A: There are legitimate differences of opinion and, as in all cases, in depends on your relationship with the writer. Some advisors think the invitation should always come in person, if possible. However, I sometimes prefer to be asked initially by email - especially if the request comes from a student with whom I haven’t had contact for a while. I want to sit and think about the letter that I might be able to write before responding, without someone in the room expecting an answer. If you do ask by email, provide all the necessary information (see above) and offer to meet the writer in person, if desired, to talk in greater detail about your application and what the letter might contain. Also be sure to use excellent etiquette in your email. Address the writer by her/his formal title until you are invited to use first names (or have clearly developed an informal relationship). Make sure your emails are concise, courteous, and that you’ve checked spelling and grammar - in other words, represent you as professional.
Q: What if I’ve asked someone by email but haven’t received a response?
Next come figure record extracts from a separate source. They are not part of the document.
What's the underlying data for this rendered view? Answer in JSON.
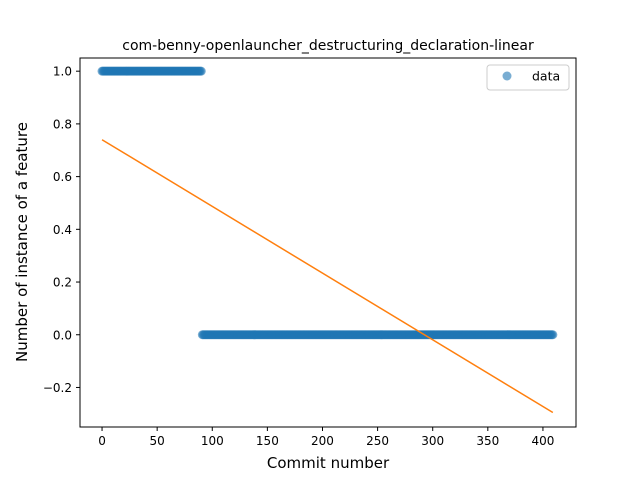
{
  "chart_data": {
    "type": "scatter",
    "title": "com-benny-openlauncher_destructuring_declaration-linear",
    "xlabel": "Commit number",
    "ylabel": "Number of instance of a feature",
    "xlim": [
      -20,
      430
    ],
    "ylim": [
      -0.35,
      1.05
    ],
    "xticks": [
      0,
      50,
      100,
      150,
      200,
      250,
      300,
      350,
      400
    ],
    "yticks": [
      -0.2,
      0.0,
      0.2,
      0.4,
      0.6,
      0.8,
      1.0
    ],
    "xtick_labels": [
      "0",
      "50",
      "100",
      "150",
      "200",
      "250",
      "300",
      "350",
      "400"
    ],
    "ytick_labels": [
      "−0.2",
      "0.0",
      "0.2",
      "0.4",
      "0.6",
      "0.8",
      "1.0"
    ],
    "legend": {
      "label": "data",
      "position": "top-right"
    },
    "series": [
      {
        "name": "data",
        "kind": "scatter",
        "segments": [
          {
            "x_start": 0,
            "x_end": 90,
            "y": 1.0
          },
          {
            "x_start": 91,
            "x_end": 409,
            "y": 0.0
          }
        ]
      },
      {
        "name": "linear fit",
        "kind": "line",
        "points": [
          [
            0,
            0.74
          ],
          [
            409,
            -0.295
          ]
        ]
      }
    ],
    "colors": {
      "data": "#1f77b4",
      "fit": "#ff7f0e"
    }
  }
}
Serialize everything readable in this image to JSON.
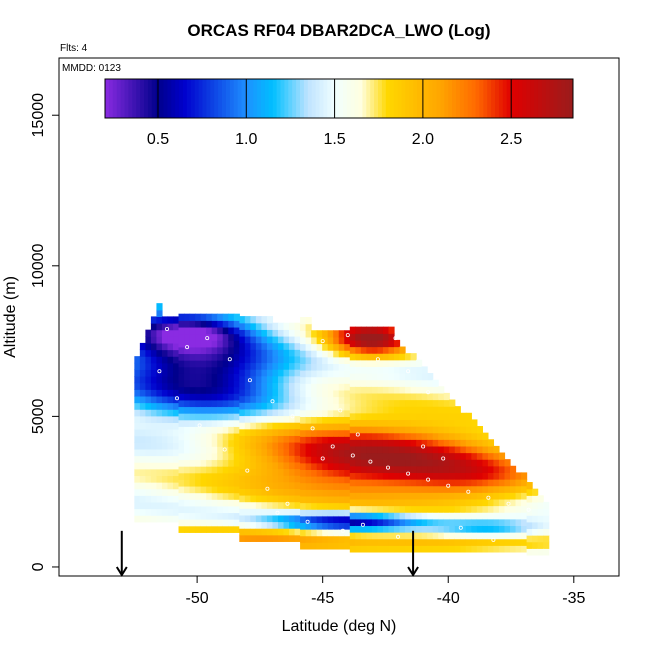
{
  "chart_data": {
    "type": "heatmap",
    "title": "ORCAS RF04 DBAR2DCA_LWO (Log)",
    "annotations": {
      "flights": "Flts: 4",
      "mmdd": "MMDD: 0123"
    },
    "xlabel": "Latitude (deg N)",
    "ylabel": "Altitude (m)",
    "xlim": [
      -55.5,
      -33.2
    ],
    "ylim": [
      -300,
      16900
    ],
    "x_ticks": [
      -50,
      -45,
      -40,
      -35
    ],
    "x_tick_labels": [
      "-50",
      "-45",
      "-40",
      "-35"
    ],
    "y_ticks": [
      0,
      5000,
      10000,
      15000
    ],
    "y_tick_labels": [
      "0",
      "5000",
      "10000",
      "15000"
    ],
    "colorbar": {
      "range": [
        0.2,
        2.85
      ],
      "ticks": [
        0.5,
        1.0,
        1.5,
        2.0,
        2.5
      ],
      "tick_labels": [
        "0.5",
        "1.0",
        "1.5",
        "2.0",
        "2.5"
      ],
      "color_stops": [
        [
          0.2,
          "#8a2be2"
        ],
        [
          0.5,
          "#00008b"
        ],
        [
          0.65,
          "#0000cd"
        ],
        [
          1.0,
          "#1e90ff"
        ],
        [
          1.15,
          "#00bfff"
        ],
        [
          1.35,
          "#bfe3ff"
        ],
        [
          1.5,
          "#f0ffff"
        ],
        [
          1.65,
          "#ffffe0"
        ],
        [
          1.8,
          "#ffd700"
        ],
        [
          2.1,
          "#ffa500"
        ],
        [
          2.3,
          "#ff6a00"
        ],
        [
          2.5,
          "#e00000"
        ],
        [
          2.85,
          "#9a1c1c"
        ]
      ]
    },
    "data_grid": {
      "lat_range": [
        -52.5,
        -36.2
      ],
      "alt_range": [
        1500,
        9000
      ],
      "cell_lat": 0.22,
      "cell_alt": 220,
      "note": "Curtain of log10 values: low values (~0.5-1.3) in upper-left and lower band near 1500 m; high values (~2.5-2.8) centered near -43 deg N, 3500 m and 7500 m."
    },
    "sample_points": [
      {
        "lat": -51.8,
        "alt": 8400
      },
      {
        "lat": -51.2,
        "alt": 7900
      },
      {
        "lat": -50.4,
        "alt": 7300
      },
      {
        "lat": -49.6,
        "alt": 7600
      },
      {
        "lat": -48.7,
        "alt": 6900
      },
      {
        "lat": -47.9,
        "alt": 6200
      },
      {
        "lat": -47.0,
        "alt": 5500
      },
      {
        "lat": -46.2,
        "alt": 5000
      },
      {
        "lat": -45.4,
        "alt": 4600
      },
      {
        "lat": -44.6,
        "alt": 4000
      },
      {
        "lat": -43.8,
        "alt": 3700
      },
      {
        "lat": -43.1,
        "alt": 3500
      },
      {
        "lat": -42.4,
        "alt": 3300
      },
      {
        "lat": -41.6,
        "alt": 3100
      },
      {
        "lat": -40.8,
        "alt": 2900
      },
      {
        "lat": -40.0,
        "alt": 2700
      },
      {
        "lat": -39.2,
        "alt": 2500
      },
      {
        "lat": -38.4,
        "alt": 2300
      },
      {
        "lat": -37.6,
        "alt": 2100
      },
      {
        "lat": -36.8,
        "alt": 1900
      },
      {
        "lat": -45.0,
        "alt": 7500
      },
      {
        "lat": -44.0,
        "alt": 7700
      },
      {
        "lat": -42.8,
        "alt": 6900
      },
      {
        "lat": -42.1,
        "alt": 7600
      },
      {
        "lat": -41.6,
        "alt": 6500
      },
      {
        "lat": -40.8,
        "alt": 5800
      },
      {
        "lat": -46.8,
        "alt": 1800
      },
      {
        "lat": -45.6,
        "alt": 1500
      },
      {
        "lat": -44.2,
        "alt": 1200
      },
      {
        "lat": -43.4,
        "alt": 1400
      },
      {
        "lat": -42.0,
        "alt": 1000
      },
      {
        "lat": -39.5,
        "alt": 1300
      },
      {
        "lat": -38.2,
        "alt": 900
      },
      {
        "lat": -51.5,
        "alt": 6500
      },
      {
        "lat": -50.8,
        "alt": 5600
      },
      {
        "lat": -49.9,
        "alt": 4700
      },
      {
        "lat": -48.9,
        "alt": 3900
      },
      {
        "lat": -48.0,
        "alt": 3200
      },
      {
        "lat": -47.2,
        "alt": 2600
      },
      {
        "lat": -46.4,
        "alt": 2100
      },
      {
        "lat": -45.0,
        "alt": 3600
      },
      {
        "lat": -44.3,
        "alt": 5200
      },
      {
        "lat": -43.6,
        "alt": 4400
      },
      {
        "lat": -41.0,
        "alt": 4000
      },
      {
        "lat": -40.2,
        "alt": 3600
      }
    ],
    "markers": [
      {
        "label": "down-arrow",
        "lat": -53.0,
        "alt": 500
      },
      {
        "label": "down-arrow",
        "lat": -41.4,
        "alt": 500
      }
    ]
  }
}
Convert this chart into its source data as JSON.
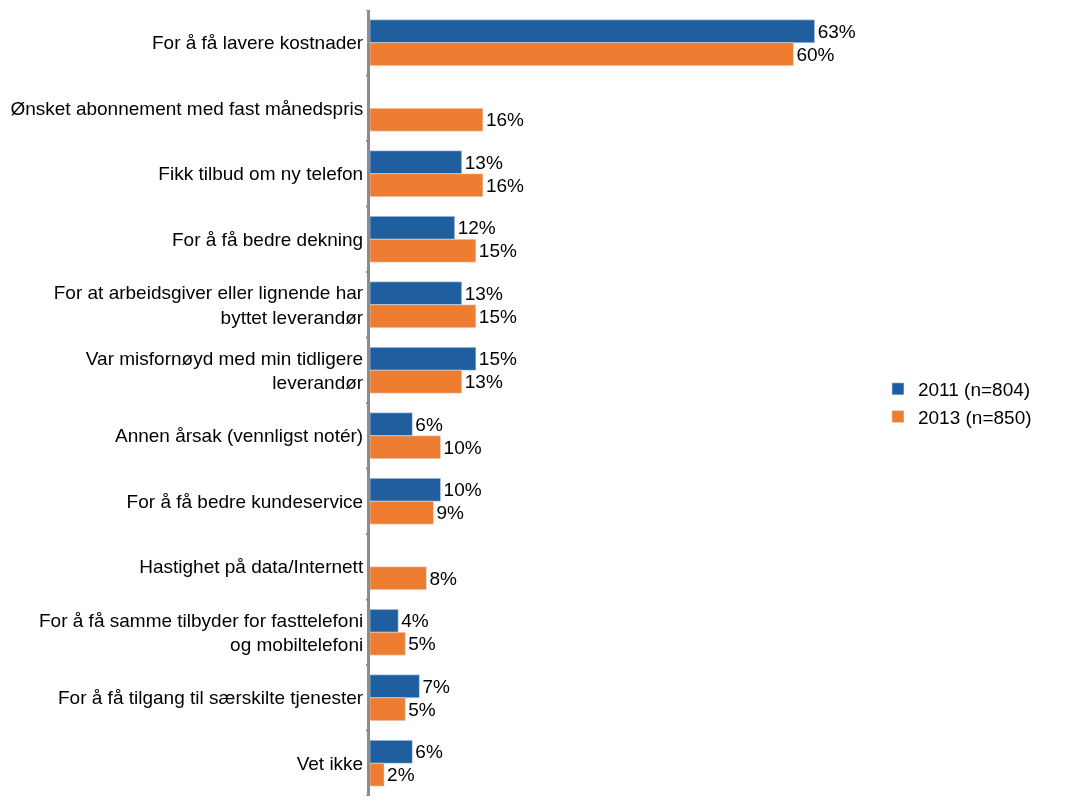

A: This is a tricky situation because you don’t want to wait too long for a response and then have to ask another potential writer with very short notice. It is a good reason to start asking for letters well in advance of the one month deadline. If you are on campus, you can stop by the writer’s office or contact her/his department for suggestions about how to get in touch.
Q: What if the writer asks me to write a first draft?
A: This is a big red flag. Talk with an advisor about how to handle this situation. Many programs and scholarships will consider this a violation of academic integrity. Some letter writers are legitimately busy and may ask you for materials to include in a letter. You can provide a list of key accomplishments, reminders of details (e.g. your interactions with the writer), and points that you’re hoping the letter writer can emphasize. I suggest providing such information as bullet points, not in prose form.
Q: How should I remind letter writers about an upcoming deadline?
A: Provided they are not too frequent and politely phrased, most letter writers appreciate the occasional reminder of an upcoming deadline. One polite way to do this is to provide the writer with updates about your own application. “Now that I’ve finished my personal statement, I wanted to provide you with the latest draft. Please let me know if you need anything else before the ... deadline.” This will put you back at the top of the writer’s inbox.
Q: Should I write a thank you note?
A: Yes, absolutely. You should let the writer know the outcome of the application either way. This is not only good etiquette, but an opportunity for you to express genuine gratitude for what the writer has meant to your academic and professional career. I don’t mind telling you that I keep all my notes and read them occasionally to remember former students and remind myself why I do this!